Al di là delle possibili cause che hanno
comportato una rottura della correlazione tra l’MPS Wine Index ed il Live Ex
Fine wine 100 ad inizio 2012 (essenzialmente fenomeni one-off che hanno inciso
sui costi fissi per i vini italiani – es. IVA, incremento prezzo carburanti – e
fenomeni di smobilitazione di portafoglio da parte dei principali istituti
finanziari mondiali che, alle prese con problemi di liquidità, hanno provveduto
a liquidare anche le loro posizioni in derivati, contribuendo a raffreddare le
quotazioni dei fine wines al livello globale - qualcuno ha addirittura evocato
lo scoppio della “bolla” per i vini Bordeaux -), l’andamento rialzista nelle
quotazioni del nostro “vino sintetico”, assieme alla ricomposizione delle varie
tipologie di vino sull’export italiano, che almeno nella prima parte del 2012
sembra indirizzarsi verso una maggior ricerca della qualità, segnalano
un’importante inversione di tendenza; in un mercato estremamente competitivo
come quello del vino, la ricerca del prezzo “equo” diventa essenziale e più
importante della ricerca dei volumi: “solo il prezzo adeguato alla qualità
risulta il driver per dare la giusta collocazione del vino italiano nel
contesto internazionale”. Un prezzo elevato non necessariamente corrisponde ad
aumentate tensioni competitive se la qualità sottostante è evidente.

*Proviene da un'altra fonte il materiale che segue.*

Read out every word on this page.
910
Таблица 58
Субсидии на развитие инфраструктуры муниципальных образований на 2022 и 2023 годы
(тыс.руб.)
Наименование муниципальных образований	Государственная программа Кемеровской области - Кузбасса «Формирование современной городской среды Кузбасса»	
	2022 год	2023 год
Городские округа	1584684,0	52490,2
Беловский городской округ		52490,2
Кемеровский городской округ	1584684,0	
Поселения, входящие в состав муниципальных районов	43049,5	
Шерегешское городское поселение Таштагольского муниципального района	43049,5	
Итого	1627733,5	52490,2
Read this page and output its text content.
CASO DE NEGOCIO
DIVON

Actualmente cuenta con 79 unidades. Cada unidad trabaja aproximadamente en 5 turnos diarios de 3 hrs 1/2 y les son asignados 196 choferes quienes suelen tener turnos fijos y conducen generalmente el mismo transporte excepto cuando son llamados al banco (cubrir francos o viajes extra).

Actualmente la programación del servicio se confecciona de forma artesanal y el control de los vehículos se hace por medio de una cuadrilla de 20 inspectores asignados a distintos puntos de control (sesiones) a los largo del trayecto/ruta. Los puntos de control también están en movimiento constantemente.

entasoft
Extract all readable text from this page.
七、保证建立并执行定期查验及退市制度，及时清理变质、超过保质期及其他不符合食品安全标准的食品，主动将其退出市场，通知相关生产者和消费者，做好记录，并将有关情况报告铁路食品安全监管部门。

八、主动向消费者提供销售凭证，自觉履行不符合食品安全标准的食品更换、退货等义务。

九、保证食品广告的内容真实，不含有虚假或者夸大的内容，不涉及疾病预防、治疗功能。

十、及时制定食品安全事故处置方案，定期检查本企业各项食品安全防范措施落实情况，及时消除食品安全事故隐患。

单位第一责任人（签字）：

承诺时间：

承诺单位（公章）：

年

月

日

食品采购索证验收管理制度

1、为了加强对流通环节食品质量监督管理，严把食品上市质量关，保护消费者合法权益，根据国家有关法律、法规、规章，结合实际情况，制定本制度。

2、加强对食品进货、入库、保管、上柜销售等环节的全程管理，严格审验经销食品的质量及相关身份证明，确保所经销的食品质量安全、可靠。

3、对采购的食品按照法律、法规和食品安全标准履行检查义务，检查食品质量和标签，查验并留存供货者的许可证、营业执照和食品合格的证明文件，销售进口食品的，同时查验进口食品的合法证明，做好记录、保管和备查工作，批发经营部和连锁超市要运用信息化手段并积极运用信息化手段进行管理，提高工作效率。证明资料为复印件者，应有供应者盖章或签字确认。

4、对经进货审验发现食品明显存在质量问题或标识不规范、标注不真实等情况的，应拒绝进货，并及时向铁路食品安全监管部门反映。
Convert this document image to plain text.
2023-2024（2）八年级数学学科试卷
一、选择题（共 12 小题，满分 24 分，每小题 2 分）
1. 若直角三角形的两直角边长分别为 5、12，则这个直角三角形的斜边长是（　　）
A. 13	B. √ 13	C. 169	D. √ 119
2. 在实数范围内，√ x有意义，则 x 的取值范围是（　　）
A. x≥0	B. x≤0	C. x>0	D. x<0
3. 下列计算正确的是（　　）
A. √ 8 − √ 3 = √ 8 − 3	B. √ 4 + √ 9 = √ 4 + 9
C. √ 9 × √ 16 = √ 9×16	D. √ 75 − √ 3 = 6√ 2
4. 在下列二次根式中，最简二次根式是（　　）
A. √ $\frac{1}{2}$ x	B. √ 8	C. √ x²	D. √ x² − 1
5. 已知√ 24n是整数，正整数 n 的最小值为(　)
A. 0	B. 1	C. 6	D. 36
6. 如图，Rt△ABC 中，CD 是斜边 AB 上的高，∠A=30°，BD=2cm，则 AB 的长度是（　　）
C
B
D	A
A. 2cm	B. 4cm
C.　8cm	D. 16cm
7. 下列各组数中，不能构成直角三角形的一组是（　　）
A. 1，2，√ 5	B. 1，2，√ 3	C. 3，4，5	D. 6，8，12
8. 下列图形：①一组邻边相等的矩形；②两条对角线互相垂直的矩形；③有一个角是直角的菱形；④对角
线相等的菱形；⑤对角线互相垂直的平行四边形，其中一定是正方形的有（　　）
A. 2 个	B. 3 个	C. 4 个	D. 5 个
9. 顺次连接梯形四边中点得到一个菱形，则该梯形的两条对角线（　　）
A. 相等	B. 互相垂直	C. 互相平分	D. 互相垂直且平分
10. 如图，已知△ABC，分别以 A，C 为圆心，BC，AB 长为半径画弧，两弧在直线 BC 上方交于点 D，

Prezzo sinonimo di qualità. Un prezzo di vendita più elevato non deve semplicemente riflettere un incremento dei costi fissi all’origine (compresi i costi burocratici), ma divenire sinonimo di qualità. Essenziale a tal fine risulta l’investimento sulla diffusione del brand ed adeguate strategie di marketing per educare i consumatori sulle reali qualità del vino italiano anche di fascia di prezzo inferiore. I prossimi anni risulteranno decisivi per capire se e con quale decisione tale strada è stata intrapresa e quali siano le reali potenzialità in termini di margini, oppure se l’incremento odierno dei prezzi ha riflettuto in gran parte l’aumento dei costi fissi intervenuto negli ultimi anni.